Dans tous les massacres civils, le coupable a d’abord revendiqué le statut de la victime pour légitimer ses actes.

Ils sont en cela bien aidés par une partie non négligeable du paysage politico-médiatique qui, imprégnée d’un paternalisme confinant au racisme inconscient, relativise toujours la haine de l’autre, comme s’il s’agissait d’un grand enfant, incapable de mauvais sentiments. Toutes les excuses sont donc bonnes. Pour certains, à l’image du député insoumis Eric Coquerel, Nick Conrad ne représenterait rien face au véritable racisme « systémique » visant les personnes de couleur. Au mieux, un épiphénomène, un original un peu agité. Pour d’autres, comme Les Décodeurs du Monde, la « fachosphère » serait à l’origine de la polémique, cherchant frénétiquement des inconnus pour démontrer ses « thèses ».

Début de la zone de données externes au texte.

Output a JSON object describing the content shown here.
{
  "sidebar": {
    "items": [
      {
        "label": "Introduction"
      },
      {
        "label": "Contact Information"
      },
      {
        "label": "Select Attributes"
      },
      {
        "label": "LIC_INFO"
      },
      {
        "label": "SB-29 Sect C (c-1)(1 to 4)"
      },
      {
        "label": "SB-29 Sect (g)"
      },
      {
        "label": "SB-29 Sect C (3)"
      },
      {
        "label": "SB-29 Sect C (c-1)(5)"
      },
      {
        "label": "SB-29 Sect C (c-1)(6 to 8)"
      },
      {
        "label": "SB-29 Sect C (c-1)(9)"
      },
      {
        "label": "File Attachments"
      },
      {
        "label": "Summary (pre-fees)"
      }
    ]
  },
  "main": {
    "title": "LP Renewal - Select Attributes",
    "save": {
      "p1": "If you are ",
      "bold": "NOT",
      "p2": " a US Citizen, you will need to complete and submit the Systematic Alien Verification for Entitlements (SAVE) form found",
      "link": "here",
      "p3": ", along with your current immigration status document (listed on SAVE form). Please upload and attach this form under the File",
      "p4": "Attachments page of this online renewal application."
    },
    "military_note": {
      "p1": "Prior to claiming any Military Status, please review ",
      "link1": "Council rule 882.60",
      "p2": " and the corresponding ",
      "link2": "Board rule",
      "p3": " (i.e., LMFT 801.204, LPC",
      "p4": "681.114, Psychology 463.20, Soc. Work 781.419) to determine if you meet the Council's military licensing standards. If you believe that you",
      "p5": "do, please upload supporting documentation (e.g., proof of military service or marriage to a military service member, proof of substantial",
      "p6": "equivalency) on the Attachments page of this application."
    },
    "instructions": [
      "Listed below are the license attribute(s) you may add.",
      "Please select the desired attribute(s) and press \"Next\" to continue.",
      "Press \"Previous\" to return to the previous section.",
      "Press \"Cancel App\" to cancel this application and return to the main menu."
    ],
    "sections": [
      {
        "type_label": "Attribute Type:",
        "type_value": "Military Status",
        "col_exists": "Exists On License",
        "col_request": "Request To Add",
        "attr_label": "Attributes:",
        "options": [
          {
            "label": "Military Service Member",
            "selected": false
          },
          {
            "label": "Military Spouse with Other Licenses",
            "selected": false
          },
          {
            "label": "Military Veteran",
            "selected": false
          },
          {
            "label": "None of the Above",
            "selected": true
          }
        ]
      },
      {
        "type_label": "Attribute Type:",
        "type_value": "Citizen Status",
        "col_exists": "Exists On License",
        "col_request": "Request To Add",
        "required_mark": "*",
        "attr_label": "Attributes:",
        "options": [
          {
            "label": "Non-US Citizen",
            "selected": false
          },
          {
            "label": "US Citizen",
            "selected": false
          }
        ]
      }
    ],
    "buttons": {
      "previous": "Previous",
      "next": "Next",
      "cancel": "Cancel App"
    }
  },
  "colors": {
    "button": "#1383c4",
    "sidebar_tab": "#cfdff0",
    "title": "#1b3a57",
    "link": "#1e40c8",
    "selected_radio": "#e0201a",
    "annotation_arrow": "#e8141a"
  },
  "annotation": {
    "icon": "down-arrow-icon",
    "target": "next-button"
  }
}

Au premier, il faut répondre qu’en effet, Nick Conrad n’est pas un simple raciste « anti blancs », mais un fils de diplomates africains conscient de la portée de ses actes, persuadé que l’homme blanc doit expier ses péchés. Comment pouvait-il au juste sincèrement penser qu’un tel discours ne pourrait pas avoir un impact auprès d’un public de plus en plus inculte et mû par la haine ? Ces discours alimentent les faits divers, la logique victimaire. Après tout, le blanc a tué par le passé, et ses descendants aussi par association, puisque les souffrances se transmettent à travers les générations ! Quant aux seconds, l’hypocrisie est ici manifeste. Ils sont les premiers à déterrer des posts et des memes Facebook relayés par d’obscurs délégués de canton pour salir des formations politiques ou des idées ! Anne-Sophie Leclère était-elle plus célèbre que Nick Conrad, passé sur France Ô en 2011 et capable de financer un clip court-métrage de 10 minutes tourné dans les rues de Noisy-le-Grand ?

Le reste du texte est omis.